Aside from Fenderson’s passion for Marine life, she was also a Division 3 Student Athlete.“Going to a small school also allowed me to pursue a passion outside of my academic interests – Crew,” said Fenderson. “Actually learning the sport of rowing isn’t even in the top five most important things I learned from that experience. Work ethic, time management, handling high pressure situations with grace, tenacity, and leadership are all things I only could’ve learned in the setting of being a student athlete. Even when I have interviews or networking meetings, rowing always comes up,” said Fenderson.

Also, another perk of going to a small school like Muhlenberg and Connecticut College is the connections. Alumni from small institutions tend to look out for each other,ultimately helping future Muhlenberg graduates enter the working world.

Big School Pride

Although my sister Kirsten was an incredible athlete during her high school experience, she chose to attend a larger university at the cost of continuing her participation in varsity athletics.

Kirsten is currently a Junior at Northeastern University, located in the heart of Boston. She is in a five-year program, majoring in business administration, concentrating in marketing with a minor in communications.

Even though my twin sister and I are extremely similar in almost every way, our college experiences couldn’t be more different. As I packed up my half of our shared childhood room to begin my college experience at Muhlenberg, Kirsten was busy packing up only a few of her belongings into a suitcase for a journey of a lifetime.

Kirsten was accepted into Northeastern’s N.U.in program, which is a unique experience where first-semester freshmen travel abroad to either Australia, Canada, China, Czech Republic, England, Germany, Greece, Ireland, or Italy. Kirsten ended up choosing Ireland because of their strong business program offered.

Once she came back from oversees, she began her college experience at Northeastern.Northeastern couldn’t be any more different than Muhlenberg. Northeastern is in the heart of the city, even in walking distance to Fenway Park. But, the most interesting aspect about this city school is their unique co-op program.

“Being on co-op has taught me so much about what college kids like to call the ‘real world,’” said Kirsten. Every student at Northeastern is required to experience 2 or 3 co-cops throughout their time attending Northeastern. A co-op is basically a paid internship which lasts for the duration of an entire semester. The student does not take any classes during this time. Instead, they are working Monday through Friday, 9am to 5pm.

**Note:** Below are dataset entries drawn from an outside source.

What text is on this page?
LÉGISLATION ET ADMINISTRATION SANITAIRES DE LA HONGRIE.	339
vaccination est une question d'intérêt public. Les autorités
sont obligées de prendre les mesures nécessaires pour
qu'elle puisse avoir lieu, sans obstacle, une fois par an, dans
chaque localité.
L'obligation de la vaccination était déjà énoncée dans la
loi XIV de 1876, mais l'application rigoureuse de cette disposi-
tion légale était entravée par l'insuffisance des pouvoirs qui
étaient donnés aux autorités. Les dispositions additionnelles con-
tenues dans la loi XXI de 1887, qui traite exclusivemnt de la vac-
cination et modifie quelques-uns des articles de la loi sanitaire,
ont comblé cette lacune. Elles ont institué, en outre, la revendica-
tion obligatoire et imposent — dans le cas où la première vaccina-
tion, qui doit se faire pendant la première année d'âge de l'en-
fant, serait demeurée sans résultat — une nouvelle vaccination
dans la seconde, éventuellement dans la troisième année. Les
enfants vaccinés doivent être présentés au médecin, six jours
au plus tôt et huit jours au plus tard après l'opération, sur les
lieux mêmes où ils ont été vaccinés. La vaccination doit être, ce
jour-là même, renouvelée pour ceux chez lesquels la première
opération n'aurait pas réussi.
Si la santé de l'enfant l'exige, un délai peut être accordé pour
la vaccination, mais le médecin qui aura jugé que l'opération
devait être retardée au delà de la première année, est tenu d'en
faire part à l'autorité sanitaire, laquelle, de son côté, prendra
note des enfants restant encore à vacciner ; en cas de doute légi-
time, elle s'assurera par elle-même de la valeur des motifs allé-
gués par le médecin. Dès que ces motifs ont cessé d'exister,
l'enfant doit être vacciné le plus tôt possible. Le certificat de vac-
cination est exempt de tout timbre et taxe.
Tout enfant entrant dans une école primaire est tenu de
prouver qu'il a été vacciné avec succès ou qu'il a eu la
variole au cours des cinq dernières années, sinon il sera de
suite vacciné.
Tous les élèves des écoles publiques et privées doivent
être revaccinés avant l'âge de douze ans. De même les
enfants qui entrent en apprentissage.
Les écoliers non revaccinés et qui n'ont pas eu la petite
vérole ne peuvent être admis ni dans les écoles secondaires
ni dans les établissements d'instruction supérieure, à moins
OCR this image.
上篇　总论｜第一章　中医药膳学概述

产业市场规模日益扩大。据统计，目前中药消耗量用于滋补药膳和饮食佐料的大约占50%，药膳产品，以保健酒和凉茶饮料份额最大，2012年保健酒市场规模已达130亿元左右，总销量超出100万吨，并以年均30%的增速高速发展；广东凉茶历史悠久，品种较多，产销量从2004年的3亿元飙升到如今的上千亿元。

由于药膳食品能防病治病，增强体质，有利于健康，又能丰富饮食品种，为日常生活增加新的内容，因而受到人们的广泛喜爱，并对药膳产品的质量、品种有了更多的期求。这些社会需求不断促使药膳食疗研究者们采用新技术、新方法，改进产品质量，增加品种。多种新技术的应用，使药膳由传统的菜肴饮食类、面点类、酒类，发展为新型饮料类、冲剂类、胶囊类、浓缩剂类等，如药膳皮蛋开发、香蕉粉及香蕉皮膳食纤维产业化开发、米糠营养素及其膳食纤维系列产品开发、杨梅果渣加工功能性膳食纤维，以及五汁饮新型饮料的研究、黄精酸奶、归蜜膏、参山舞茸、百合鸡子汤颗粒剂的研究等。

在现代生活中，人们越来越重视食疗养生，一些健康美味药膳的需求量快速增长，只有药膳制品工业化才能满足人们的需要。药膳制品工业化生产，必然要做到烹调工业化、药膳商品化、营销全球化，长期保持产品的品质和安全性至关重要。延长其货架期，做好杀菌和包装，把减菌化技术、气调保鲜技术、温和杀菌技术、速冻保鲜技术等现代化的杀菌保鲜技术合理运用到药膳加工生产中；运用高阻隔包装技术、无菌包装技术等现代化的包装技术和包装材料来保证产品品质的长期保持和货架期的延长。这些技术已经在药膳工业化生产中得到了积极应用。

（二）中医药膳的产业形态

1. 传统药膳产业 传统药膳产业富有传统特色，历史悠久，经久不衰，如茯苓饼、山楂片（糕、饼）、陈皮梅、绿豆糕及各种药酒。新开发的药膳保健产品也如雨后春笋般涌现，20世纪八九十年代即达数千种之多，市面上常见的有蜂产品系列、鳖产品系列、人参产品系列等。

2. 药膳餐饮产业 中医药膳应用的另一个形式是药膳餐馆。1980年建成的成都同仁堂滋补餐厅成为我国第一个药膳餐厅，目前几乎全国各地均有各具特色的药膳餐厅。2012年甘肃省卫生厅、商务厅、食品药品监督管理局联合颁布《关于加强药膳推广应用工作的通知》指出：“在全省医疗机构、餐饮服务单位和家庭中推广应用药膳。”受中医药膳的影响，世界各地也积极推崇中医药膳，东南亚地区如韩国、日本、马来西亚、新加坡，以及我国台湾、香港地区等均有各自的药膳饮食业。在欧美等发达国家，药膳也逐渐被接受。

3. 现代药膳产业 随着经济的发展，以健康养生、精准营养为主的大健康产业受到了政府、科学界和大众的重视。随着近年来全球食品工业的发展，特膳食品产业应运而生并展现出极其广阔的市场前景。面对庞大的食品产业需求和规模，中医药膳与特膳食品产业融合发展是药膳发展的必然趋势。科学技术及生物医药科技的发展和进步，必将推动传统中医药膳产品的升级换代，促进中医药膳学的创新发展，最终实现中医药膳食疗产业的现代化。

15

“Northeastern’s co-op program has prepared me so well for after graduation,” said Kirsten. “The school is so helpful in the search process too. I know all of my friends from high school are stressed about getting summer internships to get work experience in their major. I don’t ever have to worry about that,” said Kirsten.

But is going to a large university such as Northeastern or Penn State all what it’s cracked up to be?

“There is so much opportunity for help and such a wide selection of majors and classes,”said Taylor Herrera, a senior at Penn State. “I promise if there’s a class or a topic you’re interested in, no matter how random, I guarantee you they have classes about it. For example, we have witch craft vampires, yoga, ballroom dance, to Asian women studies, to the history of fashion,” said Herrera.

Aside from academic freedom and strengths of large universities, a school’s social scene is also a very prominent aspect of a prospective student’s choice.

“I’m sure you could imagine. It’s so fun, the football games and the thousands of social circles to join, the prominence of Greek life, any type of student could find their own group here,” said Herrera.

So, here’s where you make the choice for yourself. Imagine you’re not walking down academic row,or claiming a table in the Light Lounge with your friends to study, or walking over to the farmer’s market for a late lunch… Would you miss it? Or would you be happy to leave it?